More Chinese Auto News

What went wrong?

Nio battery swapping station

Chinese automaker Nio has gained ground by offering the ability to quickly swap batteries on its EVs.

Blame “complacency,” said Dunne. Detroit automakers, in particular, convinced themselves that the 200 or so domestic Chinese brands would never be able to gain momentum. And, for the most part, they were right. Scores of them have gone out of business – in many cases, under pressure from Beijing. But a select few have broken out. BYD, Geely, Great Wall and a handful of others have rapidly climbed the sales charts.

In more than a few instances, China watchers have suggested, they’ve been given a boost by the government. But they also were quick to seize upon emerging trends, such as the New Energy Vehicle program the federal government enacted in a bid to address China’s endemic smog problems.

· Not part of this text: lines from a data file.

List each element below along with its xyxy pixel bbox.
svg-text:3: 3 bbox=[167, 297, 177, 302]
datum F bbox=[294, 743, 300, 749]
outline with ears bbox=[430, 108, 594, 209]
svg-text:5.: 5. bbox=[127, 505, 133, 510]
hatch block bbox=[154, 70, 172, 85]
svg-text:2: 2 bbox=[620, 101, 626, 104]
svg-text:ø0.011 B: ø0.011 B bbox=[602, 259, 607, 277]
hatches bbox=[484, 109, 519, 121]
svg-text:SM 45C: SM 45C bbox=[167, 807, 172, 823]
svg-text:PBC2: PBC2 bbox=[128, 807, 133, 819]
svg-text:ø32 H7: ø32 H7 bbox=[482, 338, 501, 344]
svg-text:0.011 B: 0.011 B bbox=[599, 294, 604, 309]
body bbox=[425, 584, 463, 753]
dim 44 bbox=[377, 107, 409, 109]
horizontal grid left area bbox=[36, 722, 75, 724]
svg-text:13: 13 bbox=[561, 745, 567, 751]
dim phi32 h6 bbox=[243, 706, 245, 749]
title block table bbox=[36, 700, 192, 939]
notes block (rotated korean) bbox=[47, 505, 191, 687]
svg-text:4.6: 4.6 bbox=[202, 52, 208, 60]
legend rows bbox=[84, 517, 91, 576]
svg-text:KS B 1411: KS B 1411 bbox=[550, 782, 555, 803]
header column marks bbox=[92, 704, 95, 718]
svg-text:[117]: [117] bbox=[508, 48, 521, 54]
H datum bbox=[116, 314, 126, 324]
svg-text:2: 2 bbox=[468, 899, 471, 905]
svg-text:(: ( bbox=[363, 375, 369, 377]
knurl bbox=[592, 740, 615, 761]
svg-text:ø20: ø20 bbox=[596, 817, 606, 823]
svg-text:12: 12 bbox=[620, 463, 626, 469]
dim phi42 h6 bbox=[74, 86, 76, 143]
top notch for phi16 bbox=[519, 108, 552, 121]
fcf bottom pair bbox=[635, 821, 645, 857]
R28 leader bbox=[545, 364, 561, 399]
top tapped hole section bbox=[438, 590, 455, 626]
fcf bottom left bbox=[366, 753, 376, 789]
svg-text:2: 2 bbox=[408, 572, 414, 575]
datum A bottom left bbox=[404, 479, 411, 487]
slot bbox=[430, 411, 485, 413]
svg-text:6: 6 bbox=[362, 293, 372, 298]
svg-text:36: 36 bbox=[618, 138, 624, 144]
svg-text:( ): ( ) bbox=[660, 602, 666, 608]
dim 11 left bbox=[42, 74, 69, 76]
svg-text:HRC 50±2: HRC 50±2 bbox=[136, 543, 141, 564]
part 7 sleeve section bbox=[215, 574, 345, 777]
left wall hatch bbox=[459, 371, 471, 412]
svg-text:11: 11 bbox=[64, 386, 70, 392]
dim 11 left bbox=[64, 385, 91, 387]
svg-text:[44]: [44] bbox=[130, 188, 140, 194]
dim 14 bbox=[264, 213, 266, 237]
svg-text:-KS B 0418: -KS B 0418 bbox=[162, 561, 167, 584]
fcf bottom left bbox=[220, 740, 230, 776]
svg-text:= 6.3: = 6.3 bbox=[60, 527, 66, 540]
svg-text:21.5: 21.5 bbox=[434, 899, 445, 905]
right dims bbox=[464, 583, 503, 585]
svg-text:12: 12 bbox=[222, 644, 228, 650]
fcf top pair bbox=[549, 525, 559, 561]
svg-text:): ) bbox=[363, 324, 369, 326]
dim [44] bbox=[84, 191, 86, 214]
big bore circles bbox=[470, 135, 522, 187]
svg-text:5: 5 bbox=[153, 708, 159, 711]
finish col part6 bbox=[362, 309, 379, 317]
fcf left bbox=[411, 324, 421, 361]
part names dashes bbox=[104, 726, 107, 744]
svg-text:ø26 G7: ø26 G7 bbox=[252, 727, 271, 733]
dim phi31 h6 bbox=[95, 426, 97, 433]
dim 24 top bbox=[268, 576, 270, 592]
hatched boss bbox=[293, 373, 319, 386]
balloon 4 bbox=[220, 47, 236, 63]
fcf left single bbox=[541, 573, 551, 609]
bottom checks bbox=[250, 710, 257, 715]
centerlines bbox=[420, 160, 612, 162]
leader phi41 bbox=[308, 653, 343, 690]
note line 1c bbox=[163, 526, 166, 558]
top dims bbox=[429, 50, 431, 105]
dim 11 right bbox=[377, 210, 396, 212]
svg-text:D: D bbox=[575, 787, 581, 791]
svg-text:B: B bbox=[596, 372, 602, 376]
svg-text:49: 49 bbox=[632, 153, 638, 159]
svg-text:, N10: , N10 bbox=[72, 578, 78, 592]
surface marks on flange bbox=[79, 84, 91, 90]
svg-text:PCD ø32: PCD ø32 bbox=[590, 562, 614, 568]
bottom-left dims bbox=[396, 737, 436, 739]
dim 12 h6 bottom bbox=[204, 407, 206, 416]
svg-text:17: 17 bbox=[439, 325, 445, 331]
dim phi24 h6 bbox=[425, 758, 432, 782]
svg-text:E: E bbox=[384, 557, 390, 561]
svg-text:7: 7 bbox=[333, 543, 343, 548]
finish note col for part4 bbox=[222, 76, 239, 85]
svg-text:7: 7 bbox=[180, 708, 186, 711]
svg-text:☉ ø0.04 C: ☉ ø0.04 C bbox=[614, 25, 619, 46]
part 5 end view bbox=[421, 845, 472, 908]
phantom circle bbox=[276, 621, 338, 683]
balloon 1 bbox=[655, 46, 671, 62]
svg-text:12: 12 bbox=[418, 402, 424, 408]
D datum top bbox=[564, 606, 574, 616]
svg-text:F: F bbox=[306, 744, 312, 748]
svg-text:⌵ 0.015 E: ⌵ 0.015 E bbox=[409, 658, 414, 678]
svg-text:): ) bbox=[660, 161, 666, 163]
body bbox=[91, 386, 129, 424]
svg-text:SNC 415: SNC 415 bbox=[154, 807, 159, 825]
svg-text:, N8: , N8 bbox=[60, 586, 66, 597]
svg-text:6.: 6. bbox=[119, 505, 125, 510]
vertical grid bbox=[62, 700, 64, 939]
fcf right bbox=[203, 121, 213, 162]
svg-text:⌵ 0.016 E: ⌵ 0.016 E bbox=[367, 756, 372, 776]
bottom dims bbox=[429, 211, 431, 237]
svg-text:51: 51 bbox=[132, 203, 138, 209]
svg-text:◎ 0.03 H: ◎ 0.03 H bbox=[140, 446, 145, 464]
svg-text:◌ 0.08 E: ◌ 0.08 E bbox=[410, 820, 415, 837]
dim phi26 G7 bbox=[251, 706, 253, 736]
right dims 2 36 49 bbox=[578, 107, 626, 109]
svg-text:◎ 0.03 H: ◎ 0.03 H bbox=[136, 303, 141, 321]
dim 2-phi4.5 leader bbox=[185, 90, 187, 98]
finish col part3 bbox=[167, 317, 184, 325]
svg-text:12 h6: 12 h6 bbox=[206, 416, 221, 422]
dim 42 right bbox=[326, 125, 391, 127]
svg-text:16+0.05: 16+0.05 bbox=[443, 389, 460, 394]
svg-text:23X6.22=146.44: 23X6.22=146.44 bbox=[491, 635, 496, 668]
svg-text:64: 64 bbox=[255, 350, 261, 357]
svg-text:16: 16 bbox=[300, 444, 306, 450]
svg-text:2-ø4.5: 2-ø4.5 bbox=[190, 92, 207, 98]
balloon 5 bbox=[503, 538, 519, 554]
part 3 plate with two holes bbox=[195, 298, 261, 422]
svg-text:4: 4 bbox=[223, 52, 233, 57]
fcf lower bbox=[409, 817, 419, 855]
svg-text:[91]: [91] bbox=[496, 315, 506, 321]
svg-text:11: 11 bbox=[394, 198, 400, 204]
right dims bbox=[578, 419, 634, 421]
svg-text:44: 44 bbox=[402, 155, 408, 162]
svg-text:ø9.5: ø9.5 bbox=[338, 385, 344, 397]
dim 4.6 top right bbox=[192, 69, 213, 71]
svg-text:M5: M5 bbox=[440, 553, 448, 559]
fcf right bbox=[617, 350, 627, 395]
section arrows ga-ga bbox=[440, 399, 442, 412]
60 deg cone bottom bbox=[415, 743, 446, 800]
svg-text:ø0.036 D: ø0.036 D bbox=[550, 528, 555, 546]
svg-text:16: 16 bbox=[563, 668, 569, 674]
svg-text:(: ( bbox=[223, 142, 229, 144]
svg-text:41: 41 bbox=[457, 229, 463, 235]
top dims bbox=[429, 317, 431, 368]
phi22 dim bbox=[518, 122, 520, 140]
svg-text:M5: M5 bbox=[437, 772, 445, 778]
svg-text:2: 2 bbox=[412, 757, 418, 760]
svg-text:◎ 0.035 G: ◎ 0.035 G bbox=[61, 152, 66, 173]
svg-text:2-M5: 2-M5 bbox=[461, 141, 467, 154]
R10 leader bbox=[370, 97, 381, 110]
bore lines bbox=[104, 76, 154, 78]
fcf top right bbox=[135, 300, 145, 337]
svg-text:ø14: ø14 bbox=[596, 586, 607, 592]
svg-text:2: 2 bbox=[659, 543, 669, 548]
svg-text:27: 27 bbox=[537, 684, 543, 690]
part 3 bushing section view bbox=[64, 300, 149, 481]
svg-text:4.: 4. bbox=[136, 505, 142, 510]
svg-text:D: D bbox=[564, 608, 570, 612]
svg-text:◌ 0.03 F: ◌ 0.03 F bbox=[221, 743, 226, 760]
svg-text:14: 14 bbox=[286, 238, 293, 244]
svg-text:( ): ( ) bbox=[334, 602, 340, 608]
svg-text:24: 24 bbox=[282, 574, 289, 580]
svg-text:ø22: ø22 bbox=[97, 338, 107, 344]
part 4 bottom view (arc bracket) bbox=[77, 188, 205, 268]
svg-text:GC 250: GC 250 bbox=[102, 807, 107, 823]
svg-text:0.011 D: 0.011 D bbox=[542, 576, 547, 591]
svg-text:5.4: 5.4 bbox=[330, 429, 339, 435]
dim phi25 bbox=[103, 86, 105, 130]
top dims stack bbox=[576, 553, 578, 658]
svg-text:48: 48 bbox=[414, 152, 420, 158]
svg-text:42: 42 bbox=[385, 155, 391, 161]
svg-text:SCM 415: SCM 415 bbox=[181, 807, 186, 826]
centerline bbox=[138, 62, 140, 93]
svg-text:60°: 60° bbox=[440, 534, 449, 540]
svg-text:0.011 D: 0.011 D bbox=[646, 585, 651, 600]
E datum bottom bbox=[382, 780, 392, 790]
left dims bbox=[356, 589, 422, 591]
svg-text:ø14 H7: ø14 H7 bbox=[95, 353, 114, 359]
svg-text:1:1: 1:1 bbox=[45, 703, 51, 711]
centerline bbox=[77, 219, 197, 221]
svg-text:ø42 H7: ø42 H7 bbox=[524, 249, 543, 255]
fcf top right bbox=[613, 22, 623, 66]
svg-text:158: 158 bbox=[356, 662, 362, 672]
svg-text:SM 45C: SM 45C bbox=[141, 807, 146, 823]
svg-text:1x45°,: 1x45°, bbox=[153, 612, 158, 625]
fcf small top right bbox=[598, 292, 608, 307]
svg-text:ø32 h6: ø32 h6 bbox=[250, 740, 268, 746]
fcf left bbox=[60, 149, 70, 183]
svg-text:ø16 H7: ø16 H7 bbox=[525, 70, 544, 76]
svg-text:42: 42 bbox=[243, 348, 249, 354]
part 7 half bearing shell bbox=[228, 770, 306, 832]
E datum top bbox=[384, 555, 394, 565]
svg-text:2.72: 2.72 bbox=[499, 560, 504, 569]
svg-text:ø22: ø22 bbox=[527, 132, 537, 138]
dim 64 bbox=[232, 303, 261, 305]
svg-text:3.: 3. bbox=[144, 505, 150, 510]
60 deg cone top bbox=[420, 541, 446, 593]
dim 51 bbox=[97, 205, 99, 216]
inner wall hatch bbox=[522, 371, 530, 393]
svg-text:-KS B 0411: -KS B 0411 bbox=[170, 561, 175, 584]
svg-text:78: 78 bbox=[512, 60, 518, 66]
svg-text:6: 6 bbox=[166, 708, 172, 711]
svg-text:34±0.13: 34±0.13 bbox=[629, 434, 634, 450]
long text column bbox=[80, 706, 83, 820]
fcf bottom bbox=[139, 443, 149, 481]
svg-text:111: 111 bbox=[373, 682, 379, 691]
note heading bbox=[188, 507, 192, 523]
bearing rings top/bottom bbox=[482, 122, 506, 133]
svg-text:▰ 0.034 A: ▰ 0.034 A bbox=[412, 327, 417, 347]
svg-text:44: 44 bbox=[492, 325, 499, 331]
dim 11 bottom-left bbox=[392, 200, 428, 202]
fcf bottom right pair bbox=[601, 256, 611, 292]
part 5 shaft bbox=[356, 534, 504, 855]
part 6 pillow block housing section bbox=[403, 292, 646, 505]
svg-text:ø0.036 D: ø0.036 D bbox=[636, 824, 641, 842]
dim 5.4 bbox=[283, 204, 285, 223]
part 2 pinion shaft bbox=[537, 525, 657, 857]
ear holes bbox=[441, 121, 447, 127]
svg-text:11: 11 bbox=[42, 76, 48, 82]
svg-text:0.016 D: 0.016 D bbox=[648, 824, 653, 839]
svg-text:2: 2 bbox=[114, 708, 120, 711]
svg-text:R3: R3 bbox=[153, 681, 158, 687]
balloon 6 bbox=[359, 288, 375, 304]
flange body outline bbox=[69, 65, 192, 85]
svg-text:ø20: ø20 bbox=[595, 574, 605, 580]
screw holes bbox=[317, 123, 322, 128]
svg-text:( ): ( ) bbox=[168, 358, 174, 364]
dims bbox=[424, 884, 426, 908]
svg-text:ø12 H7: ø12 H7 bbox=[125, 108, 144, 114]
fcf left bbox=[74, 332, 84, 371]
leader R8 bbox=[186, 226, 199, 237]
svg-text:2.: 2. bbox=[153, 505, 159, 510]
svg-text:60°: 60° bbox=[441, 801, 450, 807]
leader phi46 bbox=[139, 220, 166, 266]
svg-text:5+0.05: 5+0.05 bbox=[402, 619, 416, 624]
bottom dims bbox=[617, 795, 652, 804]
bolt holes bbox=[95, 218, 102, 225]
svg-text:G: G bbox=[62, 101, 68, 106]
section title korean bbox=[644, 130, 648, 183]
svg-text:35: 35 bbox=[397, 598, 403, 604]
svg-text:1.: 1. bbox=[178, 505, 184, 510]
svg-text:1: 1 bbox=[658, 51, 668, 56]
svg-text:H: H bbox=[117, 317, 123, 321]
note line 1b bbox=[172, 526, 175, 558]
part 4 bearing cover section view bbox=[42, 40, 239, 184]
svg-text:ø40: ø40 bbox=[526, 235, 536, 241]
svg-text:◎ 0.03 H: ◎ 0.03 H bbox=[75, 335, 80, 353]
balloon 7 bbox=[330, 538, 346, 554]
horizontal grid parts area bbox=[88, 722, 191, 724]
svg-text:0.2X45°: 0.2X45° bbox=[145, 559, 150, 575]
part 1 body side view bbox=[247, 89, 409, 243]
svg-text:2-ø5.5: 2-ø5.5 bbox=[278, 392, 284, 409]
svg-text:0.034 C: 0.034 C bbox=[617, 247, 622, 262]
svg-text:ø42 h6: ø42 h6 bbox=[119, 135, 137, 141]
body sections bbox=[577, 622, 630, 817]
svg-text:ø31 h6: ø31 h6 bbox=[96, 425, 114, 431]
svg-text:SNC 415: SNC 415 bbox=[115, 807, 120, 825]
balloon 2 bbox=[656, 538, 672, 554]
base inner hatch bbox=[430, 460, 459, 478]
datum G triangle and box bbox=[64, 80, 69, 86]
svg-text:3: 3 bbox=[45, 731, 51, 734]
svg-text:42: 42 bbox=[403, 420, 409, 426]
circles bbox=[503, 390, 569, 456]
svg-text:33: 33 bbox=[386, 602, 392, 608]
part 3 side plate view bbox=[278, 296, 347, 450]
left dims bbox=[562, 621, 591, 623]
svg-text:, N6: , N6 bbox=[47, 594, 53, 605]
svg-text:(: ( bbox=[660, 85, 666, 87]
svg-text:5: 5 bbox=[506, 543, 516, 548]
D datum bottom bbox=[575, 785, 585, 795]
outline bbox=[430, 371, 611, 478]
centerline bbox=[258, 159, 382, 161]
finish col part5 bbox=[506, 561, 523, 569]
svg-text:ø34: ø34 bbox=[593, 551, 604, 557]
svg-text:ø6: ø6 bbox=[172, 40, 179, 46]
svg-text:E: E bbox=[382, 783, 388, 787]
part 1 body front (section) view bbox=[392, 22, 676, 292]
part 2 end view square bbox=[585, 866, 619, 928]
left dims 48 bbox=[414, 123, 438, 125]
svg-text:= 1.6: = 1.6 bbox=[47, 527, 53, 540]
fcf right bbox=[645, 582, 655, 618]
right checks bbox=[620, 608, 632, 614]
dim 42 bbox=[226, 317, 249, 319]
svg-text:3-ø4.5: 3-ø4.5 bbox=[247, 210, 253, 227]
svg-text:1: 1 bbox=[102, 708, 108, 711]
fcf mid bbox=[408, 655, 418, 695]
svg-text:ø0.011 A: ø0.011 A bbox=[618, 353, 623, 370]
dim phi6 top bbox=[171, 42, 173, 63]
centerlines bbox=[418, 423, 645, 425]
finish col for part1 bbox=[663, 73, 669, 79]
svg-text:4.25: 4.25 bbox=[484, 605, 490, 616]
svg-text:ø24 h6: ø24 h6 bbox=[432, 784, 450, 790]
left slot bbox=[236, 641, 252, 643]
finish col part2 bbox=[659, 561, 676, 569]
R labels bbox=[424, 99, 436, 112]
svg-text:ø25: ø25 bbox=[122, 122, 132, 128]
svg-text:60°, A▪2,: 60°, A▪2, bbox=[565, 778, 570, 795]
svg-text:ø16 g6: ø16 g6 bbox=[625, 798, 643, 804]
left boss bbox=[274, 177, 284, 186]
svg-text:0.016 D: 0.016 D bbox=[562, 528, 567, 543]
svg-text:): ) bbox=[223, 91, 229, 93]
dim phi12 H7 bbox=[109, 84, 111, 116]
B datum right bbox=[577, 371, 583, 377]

Foreign brands were slow to embrace electrification and are now playing catch-up, even as plug-based vehicles – including PHEVs and all-electric BEVs – have captured a full 35% share of the Chinese market. Since just the beginning of 2021 vehicles powered by gasoline alone have lost 30 points of market share.

Tesla's Gigafactory in Shanghai

Tesla’s Gigafactory in Shanghai.

Tesla makes its move

Tesla is the American outlier. It opened its Gigafactory in Shanghai in 2019 and has ridden the NEV wave in China.

But even that U.S. manufacturer is struggling. While Tesla finished 2023 once again as the world’s largest EV manufacturer the victory was darkened by the fact that BYD outsold it during the fourth quarter. And that’s without having the benefit of competing in Tesla’s home market, the United States.

Now, it’s China’s turn

That may not be the case for long. BYD has had offices in Los Angeles for the better part of a decade and is strongly signaling plans to finally launch U.S. sales. Experts warn that its generally low-cost products could help it carve out a niche here at a time when the typical American EV is priced around $60,000, according to Cox Automotive data.

“The Detroit 3 still possess vast resources, technology, ingenuity and smart people. But they better start hustling, taking risks, inventing and working harder than their Chinese competitors,” said Dunne. “If not, they could face extinction – this time on their home turf.”